Mas venho aqui para agradecer à Deus, principalmente, essa dádiva de ter alunos como os meus. E ñ foi só agora, por ter passado mais essa na minha vida, que percebo isso. Sei que muitos brasileiros tem um certo receio aos americanos (digo isso porque também sentia. Achava-os muito frios, embora minha mãe seja inglesa e os ingleses têm a fama de ser tão frios quantos os americanos), mas mudei minha concepção quando cheguei aqui e fui recebida de maneira tão carinhosa, coisa que jamais esperava. Sei que muitos podem pensar: "Você já está nos EUA há 1 ano e agora que fala sobre isso?". Sim, concordo, talvez seja meio tardio para reconhecer esse afetuosidade, mas antes tarde que nunca.
Estava ausente principalmente porque viajei durante 3 dias para Chicago, com minha turma para uma conferência sobre Direito de Família. Nessa área na Universidade somos 3 professores. Meus dois colegas são feras, profissionais realmente admiráveis. E para minha grande surpresa, a turma poderia escolher somente um professor para acompanhá-los nessa viagem. Advinha quem foi escolhida? Claro, eu!! Fiquei hiper feliz! Ser escolhida pela turma foi gratificante. Eu fui alegre e satisfeitíssima (mesmo, como toda boba mãe, preocupada com meus pequenos, que ficaram aos cuidados de minha mãe e do meu amor) curtir essa bela oportunidade. O entrosamento que tenho com os meus alunos é muito grande, nos fins de seman até sinto falta da companhia deles.
Lembro que quando me formei, jamais pensei em dar aulas ou ser professora. Isso, pra mim, estava fora de cogitação. Eu observava alguns estresses casuais que minha passava e pensava: "Ñ quero isso pra mim!". Mesmo ela dizendo que "apesar de tudo, nada tirava o prazer de educar cidadãos". Eu ñ entendia. E quando recebi essa proposta de trabalho, no primeiro momento, pensei em recusar. Contudo, as vantagens ficaram interessantes, a oportunidade de novos desafios falou mais alto e topei. Depois de ser mãe, foi umas das melhores coisas da mina vida! Hoje percebo exatamente esse "prazer" que minha mãe tanto falava. Realmente, a experiência vale a pena. Principalmente quando se tem alunos como os meus: inteligentes (percebam que pra mim, meus alunos são como filhos! sou toda boba!), educados e muitos carinhosos.
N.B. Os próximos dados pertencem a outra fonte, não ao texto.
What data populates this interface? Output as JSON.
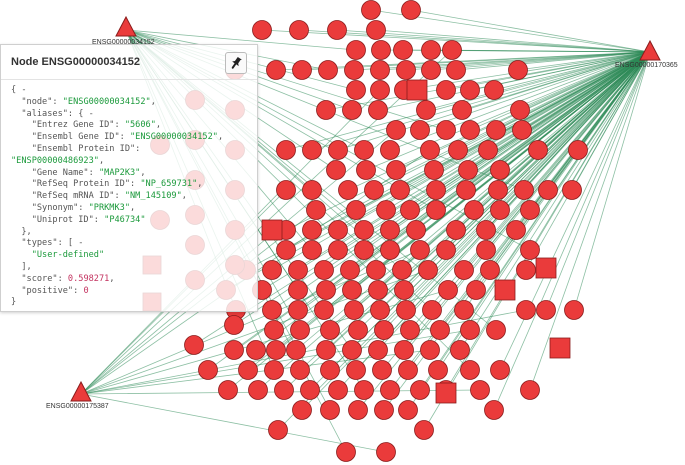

E além de tudo isso, essa oportunidade de trabalho me fez um conhecer esse homem tão especial na minha vida, o meu amorzão que me ajuda e apóia a todo momento. Mesmo perdendo quem perdi, eu ñ poderia estar mais feliz na minha vida. Estou num ótimo emprego, tenhos dois filhos lindos e saudáveis, uma família linda, unida, feita de mulheres guerreiras e batalhadoras e um homem maravilhoso, que mesmo muuuuuito ciumento, é meu companheirão. Oh Pai, só faltava você pra minha felicidade estar completa. Mas onde estiveres, continua abençoando sempre tua família que deixastes aqui. É isso. Meus alunos queridos, vcs ficarão guardados na minha memória sempre!
Bjocas. Amo vcs. Ou, no idioma americano, I Luv U!